In the PLCO trial, men with an FP result were almost twice more likely to decline subsequent screening compared with men with a negative screening result (Ford et al, 2005
). Our results are similar, with RRs varying from 1.5 to 2.0. There might be several reasons behind this. The FP men could decide not to participate because of the unpleasant experience of unnecessary biopsy procedures and the anxiety related to the fear of PC diagnosis. On the other hand, an FP man could sense relief after a benign biopsy and deem it unnecessary to participate in the next screening round. Also, receiving a positive screening result without a confirmed PC diagnosis may erode a man's perception of the effectiveness of screening.
These findings emphasise the paradoxical problem of FP results in PC screening. On the one hand, FP men frequently have persistently high PSA levels (>50% chance of having another FP result in the next round) and undergo several biopsies. On the other hand, they are more likely to be diagnosed with PC, either because of biological processes or more active diagnostic procedures. New approaches are urgently needed for improved risk stratification among these men, that is, to predict which of them may harbour a clinically significant PC, which may have an insignificant indolent PC and which may have other factors underlying the elevated PSA level.
There is one weakness in our study. In some cases, the follow-up time after the third screen was relatively short (
3 years), as the last men were screened in the end of 2007 and follow-up ended in 2007. Therefore, some post-screening cancers were lacking for the last screening cohort. However, we believe that the strengths of this study well outweigh this weakness.
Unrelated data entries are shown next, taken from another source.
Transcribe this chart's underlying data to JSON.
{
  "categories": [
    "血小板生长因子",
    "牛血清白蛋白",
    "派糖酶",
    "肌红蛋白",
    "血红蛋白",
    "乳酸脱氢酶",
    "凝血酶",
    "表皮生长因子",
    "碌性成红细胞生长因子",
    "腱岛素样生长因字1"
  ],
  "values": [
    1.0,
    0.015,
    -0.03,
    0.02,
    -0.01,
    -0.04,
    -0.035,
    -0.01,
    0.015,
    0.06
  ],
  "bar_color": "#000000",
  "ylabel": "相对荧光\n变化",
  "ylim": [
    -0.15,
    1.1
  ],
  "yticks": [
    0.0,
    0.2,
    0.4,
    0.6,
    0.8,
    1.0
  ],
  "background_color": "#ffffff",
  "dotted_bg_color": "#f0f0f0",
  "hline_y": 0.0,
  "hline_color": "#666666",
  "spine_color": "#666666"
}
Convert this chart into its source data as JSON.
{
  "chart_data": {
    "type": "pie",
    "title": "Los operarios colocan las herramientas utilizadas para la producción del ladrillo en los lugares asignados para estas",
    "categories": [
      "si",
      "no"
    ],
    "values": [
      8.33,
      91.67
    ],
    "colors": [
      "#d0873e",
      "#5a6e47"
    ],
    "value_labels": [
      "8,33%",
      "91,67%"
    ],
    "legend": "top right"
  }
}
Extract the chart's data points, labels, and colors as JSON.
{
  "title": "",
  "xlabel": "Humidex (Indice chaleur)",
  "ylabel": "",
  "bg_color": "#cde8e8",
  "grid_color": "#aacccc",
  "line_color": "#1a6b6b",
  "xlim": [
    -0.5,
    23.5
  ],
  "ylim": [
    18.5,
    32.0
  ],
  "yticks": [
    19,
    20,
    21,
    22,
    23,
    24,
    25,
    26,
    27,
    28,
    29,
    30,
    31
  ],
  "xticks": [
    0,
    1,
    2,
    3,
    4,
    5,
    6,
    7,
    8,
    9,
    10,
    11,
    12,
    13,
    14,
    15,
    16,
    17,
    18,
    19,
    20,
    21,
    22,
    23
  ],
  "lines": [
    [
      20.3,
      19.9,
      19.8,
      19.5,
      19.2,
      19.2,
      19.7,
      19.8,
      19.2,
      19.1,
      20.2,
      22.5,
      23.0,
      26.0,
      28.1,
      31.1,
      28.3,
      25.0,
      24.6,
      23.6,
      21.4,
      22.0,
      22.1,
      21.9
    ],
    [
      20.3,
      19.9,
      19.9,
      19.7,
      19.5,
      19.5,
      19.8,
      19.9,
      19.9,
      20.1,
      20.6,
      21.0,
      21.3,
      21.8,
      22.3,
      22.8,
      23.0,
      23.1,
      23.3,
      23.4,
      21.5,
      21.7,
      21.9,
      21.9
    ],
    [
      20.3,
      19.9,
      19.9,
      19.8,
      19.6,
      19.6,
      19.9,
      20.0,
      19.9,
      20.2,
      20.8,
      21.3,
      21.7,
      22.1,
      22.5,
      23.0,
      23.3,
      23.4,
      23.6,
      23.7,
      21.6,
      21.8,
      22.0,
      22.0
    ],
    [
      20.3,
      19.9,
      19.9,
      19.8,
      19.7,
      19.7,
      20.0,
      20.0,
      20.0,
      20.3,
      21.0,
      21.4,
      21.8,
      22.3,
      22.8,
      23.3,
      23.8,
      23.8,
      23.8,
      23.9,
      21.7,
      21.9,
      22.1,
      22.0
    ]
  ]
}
In conclusion, we present data from a prospective randomised controlled PC screening study spanning 12 years and three screening rounds. We have analysed the FP screening results during these rounds and calculated that every eighth man screened is subject to an FP result at least once in repeat screening. The men who receive FP results are likely to have a subsequent FP result(s) later if screened again. Also, these men commonly drop out of subsequent screening rounds. This poses a difficult equation, as men with FP results are at increased risk of being diagnosed later with a PC. More research is needed to balance the sensitivity and specificity of PC screening to minimise the proportion of FP results.